Not heroes or angels: the poise of Claudette Johnson’s figures

The Turner Prize nominated artist lets humans be human.

Jessica is Assistant Professor in Christian Theology at the University of Nottingham.

An artist's portrait show a figure turnng their head over their shoulder.
Figure in Blue. Claudette Johnson.
The Courtauld.

In the final room of this year’s Turner Prize exhibition hang portraits drawn by Claudette Johnson. Monochrome pastel, blocks of coloured gouache, and the contours of Johnson’s “raggedy” lines combine to depict black women and men. Many of them are Johnson’s own friends and relatives. These are monumentally large drawings, often spanning several meters; faces and bodies rendered unmissable.  I think of these portraits in between the gallery’s opening times. In the stillness of the small hours, lights off, there they still are, eyes open, in no need of our gaze to make them real. Each emphatically there.  

Johnson’s point is in part political: the presence she conjures is of those who have largely been absent from the canon of art history. These are works of redress, asserting the properness of Black presence and agency in a tradition at best closed and at worst profoundly hostile to such subjects. Readings of Johnson frequently underscore the labour of her portraiture in exactly this way: They weren’t there. Now they are. But to stop here risks relegating the presence Johnson invokes to a matter of mere attendance. 

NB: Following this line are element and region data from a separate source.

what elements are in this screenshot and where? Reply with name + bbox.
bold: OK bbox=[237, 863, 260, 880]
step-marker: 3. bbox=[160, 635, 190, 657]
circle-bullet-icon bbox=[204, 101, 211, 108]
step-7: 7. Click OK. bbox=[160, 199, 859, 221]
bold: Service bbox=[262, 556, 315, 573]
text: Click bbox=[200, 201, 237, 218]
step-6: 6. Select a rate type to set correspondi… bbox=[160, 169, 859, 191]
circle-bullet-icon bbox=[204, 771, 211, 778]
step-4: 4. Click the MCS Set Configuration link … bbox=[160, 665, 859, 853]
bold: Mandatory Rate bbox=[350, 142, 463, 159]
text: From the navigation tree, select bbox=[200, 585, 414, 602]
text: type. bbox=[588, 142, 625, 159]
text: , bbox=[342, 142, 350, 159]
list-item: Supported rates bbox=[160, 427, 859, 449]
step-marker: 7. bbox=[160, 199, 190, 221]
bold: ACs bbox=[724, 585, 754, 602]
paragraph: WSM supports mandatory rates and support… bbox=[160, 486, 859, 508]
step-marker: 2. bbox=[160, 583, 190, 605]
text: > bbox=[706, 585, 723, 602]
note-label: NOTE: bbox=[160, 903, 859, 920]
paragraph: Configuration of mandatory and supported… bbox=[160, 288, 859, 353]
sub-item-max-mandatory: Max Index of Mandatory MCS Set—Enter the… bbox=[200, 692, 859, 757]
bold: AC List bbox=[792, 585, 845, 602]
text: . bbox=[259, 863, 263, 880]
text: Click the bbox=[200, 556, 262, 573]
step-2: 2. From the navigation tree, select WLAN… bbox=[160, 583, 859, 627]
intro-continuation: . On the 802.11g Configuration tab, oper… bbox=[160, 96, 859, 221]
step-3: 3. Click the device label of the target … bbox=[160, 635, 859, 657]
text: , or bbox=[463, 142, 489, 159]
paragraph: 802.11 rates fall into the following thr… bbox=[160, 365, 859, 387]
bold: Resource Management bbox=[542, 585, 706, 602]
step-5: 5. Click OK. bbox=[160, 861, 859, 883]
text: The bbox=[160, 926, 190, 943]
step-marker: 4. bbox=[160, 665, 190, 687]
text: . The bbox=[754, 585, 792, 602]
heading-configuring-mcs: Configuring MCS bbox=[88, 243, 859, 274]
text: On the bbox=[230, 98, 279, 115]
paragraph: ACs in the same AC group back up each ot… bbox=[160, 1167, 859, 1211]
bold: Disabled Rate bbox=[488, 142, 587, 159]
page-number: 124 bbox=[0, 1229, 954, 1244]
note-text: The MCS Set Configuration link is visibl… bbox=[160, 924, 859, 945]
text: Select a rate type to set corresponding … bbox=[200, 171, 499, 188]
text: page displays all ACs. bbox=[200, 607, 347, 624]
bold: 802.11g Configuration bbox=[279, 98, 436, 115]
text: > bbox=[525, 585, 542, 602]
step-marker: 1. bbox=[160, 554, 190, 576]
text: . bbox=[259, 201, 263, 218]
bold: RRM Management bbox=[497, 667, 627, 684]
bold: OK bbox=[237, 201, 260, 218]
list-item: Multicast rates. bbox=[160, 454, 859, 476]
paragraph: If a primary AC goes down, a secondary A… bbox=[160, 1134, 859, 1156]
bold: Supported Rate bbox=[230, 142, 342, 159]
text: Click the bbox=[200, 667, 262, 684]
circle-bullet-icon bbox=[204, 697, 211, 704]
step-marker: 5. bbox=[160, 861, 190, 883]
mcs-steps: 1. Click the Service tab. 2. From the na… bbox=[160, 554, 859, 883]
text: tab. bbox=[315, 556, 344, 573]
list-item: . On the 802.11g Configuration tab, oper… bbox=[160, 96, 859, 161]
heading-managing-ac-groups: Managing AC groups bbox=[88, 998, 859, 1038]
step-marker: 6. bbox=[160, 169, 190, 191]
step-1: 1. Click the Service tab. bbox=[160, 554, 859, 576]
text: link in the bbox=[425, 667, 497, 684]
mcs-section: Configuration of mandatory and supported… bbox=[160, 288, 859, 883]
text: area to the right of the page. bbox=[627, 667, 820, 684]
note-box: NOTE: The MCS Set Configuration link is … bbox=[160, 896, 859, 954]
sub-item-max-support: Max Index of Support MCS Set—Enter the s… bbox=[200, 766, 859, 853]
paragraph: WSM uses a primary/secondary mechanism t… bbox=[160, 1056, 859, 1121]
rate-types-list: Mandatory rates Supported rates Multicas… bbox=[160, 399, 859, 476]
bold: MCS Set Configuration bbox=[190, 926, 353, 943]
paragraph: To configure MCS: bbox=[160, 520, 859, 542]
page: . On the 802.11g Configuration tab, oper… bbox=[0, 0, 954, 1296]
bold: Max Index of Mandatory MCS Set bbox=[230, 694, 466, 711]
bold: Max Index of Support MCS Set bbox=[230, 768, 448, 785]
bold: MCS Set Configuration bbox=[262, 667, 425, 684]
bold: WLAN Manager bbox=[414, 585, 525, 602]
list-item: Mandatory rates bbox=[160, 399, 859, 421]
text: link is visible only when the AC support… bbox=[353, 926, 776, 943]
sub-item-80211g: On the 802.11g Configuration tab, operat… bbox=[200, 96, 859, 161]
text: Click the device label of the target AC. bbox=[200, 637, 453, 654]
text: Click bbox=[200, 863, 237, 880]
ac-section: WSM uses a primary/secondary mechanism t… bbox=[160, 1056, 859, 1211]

It’s not just that Johnson’s subjects are there, present and correct, but that they are there, emphatically there, allowed to be there with an imprecision and capaciousness that ultimately evades our grasp. So many of her figures appear a moment away from motion - twisting, curling, stretching, turning - on their way to some other pose not yet found. They are regularly clipped by the boundaries of her paper, slipping beyond an edge into the void of the gallery wall. Johnson’s own marks can seem to wane, from the fine shading of a face at the top of a piece, to the erratic jolts that give way at its bottom (Figure with Raised Arms 2017). The waning mark reads as a confession: I cannot capture the whole of what is here. Several of her works are interrupted by swathes of space untouched apart from a sketchy single line. In such works, bodies are outlined like unchartered territories, whole untouched worlds still evolving (Reclining Figure 2017). The presence Johnson conjures is of lives still being lived and worked out. Unhemmed by definition, malleable and alive, her subjects become more than we can see or say.  

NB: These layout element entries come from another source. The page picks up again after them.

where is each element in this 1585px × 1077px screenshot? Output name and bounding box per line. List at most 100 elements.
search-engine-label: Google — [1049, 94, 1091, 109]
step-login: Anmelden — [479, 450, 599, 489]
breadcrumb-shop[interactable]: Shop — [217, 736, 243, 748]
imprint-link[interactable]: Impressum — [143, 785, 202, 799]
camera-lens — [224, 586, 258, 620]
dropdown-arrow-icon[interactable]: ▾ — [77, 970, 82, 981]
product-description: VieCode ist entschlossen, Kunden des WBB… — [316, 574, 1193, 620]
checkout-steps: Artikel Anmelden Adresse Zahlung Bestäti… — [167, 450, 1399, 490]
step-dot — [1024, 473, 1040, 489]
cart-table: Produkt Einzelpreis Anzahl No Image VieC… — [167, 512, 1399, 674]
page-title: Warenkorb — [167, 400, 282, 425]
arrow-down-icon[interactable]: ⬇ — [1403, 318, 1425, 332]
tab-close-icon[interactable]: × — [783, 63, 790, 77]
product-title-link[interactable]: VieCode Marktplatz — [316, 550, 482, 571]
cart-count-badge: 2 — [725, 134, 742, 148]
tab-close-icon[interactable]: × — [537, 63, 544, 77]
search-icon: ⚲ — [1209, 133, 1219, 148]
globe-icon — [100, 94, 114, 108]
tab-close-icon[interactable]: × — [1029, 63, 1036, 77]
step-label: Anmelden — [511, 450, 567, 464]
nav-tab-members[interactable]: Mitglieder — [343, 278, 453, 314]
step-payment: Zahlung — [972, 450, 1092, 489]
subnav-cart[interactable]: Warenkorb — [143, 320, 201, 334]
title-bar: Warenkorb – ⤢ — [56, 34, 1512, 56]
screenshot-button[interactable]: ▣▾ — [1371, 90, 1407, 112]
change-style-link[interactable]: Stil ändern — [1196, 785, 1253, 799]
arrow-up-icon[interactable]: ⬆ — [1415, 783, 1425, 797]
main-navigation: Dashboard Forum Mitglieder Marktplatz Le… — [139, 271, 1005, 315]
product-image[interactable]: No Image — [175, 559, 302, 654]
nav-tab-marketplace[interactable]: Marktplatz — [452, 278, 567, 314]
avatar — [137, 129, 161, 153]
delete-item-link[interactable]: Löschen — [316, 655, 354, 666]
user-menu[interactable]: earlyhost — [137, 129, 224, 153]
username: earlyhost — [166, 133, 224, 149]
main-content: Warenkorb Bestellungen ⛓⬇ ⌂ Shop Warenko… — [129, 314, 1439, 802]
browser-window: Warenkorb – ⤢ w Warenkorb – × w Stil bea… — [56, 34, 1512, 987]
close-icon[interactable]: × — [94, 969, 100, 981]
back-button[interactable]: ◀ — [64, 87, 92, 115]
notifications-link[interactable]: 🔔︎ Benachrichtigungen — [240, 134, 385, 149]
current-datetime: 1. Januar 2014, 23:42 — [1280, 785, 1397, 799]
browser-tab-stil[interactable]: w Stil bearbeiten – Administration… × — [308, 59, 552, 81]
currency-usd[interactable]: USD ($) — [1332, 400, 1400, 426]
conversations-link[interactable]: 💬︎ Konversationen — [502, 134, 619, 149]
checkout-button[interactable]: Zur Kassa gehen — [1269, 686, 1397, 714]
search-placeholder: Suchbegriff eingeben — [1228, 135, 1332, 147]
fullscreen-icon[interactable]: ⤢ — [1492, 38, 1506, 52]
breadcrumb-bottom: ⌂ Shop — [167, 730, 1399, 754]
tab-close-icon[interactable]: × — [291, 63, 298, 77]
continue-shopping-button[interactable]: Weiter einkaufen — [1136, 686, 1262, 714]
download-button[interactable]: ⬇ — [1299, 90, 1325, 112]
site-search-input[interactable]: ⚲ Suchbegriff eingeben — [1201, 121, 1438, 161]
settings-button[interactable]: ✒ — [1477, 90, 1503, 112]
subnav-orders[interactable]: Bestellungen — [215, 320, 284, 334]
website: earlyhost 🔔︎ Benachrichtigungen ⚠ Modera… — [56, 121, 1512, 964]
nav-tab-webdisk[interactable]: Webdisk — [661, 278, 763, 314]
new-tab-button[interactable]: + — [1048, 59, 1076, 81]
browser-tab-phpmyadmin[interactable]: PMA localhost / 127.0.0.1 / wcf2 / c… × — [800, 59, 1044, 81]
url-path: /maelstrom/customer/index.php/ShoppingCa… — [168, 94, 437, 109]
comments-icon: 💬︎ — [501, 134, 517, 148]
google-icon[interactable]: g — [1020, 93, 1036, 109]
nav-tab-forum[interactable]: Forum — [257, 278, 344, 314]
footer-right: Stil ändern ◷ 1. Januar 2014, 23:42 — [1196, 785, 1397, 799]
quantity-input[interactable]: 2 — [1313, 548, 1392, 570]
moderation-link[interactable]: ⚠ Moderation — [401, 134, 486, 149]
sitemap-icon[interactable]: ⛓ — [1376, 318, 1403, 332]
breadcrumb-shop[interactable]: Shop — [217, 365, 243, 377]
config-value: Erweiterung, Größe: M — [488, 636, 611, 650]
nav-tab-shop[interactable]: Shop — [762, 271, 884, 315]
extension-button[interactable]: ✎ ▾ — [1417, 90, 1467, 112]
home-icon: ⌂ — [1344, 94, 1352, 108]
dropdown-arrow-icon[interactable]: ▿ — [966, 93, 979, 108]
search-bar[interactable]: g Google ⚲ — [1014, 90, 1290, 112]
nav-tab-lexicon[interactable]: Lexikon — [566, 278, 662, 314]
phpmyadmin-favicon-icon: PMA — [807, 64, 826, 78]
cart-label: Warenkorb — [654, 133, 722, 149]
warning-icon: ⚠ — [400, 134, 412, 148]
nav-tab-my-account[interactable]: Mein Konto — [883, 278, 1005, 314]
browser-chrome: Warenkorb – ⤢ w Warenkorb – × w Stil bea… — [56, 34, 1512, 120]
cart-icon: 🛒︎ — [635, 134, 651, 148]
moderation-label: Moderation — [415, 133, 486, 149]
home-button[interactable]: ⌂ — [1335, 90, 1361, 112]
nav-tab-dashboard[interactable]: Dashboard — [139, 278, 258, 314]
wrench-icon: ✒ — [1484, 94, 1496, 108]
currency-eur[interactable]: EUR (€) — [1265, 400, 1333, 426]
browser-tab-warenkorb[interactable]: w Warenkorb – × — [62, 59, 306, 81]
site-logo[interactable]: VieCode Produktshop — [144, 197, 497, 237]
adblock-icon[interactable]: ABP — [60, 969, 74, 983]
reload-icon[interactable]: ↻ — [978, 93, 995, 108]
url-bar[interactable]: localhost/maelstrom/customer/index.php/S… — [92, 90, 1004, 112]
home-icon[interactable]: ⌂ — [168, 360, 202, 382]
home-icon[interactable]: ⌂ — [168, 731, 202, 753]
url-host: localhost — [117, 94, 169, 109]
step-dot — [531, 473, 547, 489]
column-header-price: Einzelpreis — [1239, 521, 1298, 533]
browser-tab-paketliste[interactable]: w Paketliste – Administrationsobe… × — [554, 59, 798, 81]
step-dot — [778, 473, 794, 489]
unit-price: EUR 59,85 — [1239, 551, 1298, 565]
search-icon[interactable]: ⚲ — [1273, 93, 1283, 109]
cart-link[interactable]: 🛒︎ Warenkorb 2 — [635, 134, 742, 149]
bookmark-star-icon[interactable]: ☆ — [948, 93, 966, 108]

In an interview earlier this year, Johnson spoke of her intention to ‘resist the urge to present heroic figurations… that offer a radical alternative to the negative imagery out there’.[1] I am reminded of a distinction theologians have worked with to distinguish angels from humans. Angels, outside of time, choose an orientation ‘once and for all’. The angel manifests their orientation to the divine forever and always, defined by that single choice. Humans by contrast, enduring in time, cannot give the whole of themselves over to any one thing completely. They are in motion. They cannot be fixed in one orientation forever. But that unfixed-ness, that distinctive plasticity, that lack of definition, is part of their crowning glory. It’s what permits human beings to image a God who himself is without bound, limit, or definition.  

Johnson does not make her subjects into heroes or angels. The presence possessed by her portraits is neither precise nor still. It’s the presence of humans allowed to be humans. Humans who, in their distinctive glory, squirm and turn and dream and regret, who forgive and are forgiven, who change their minds, who grow and wonder and forget and remember.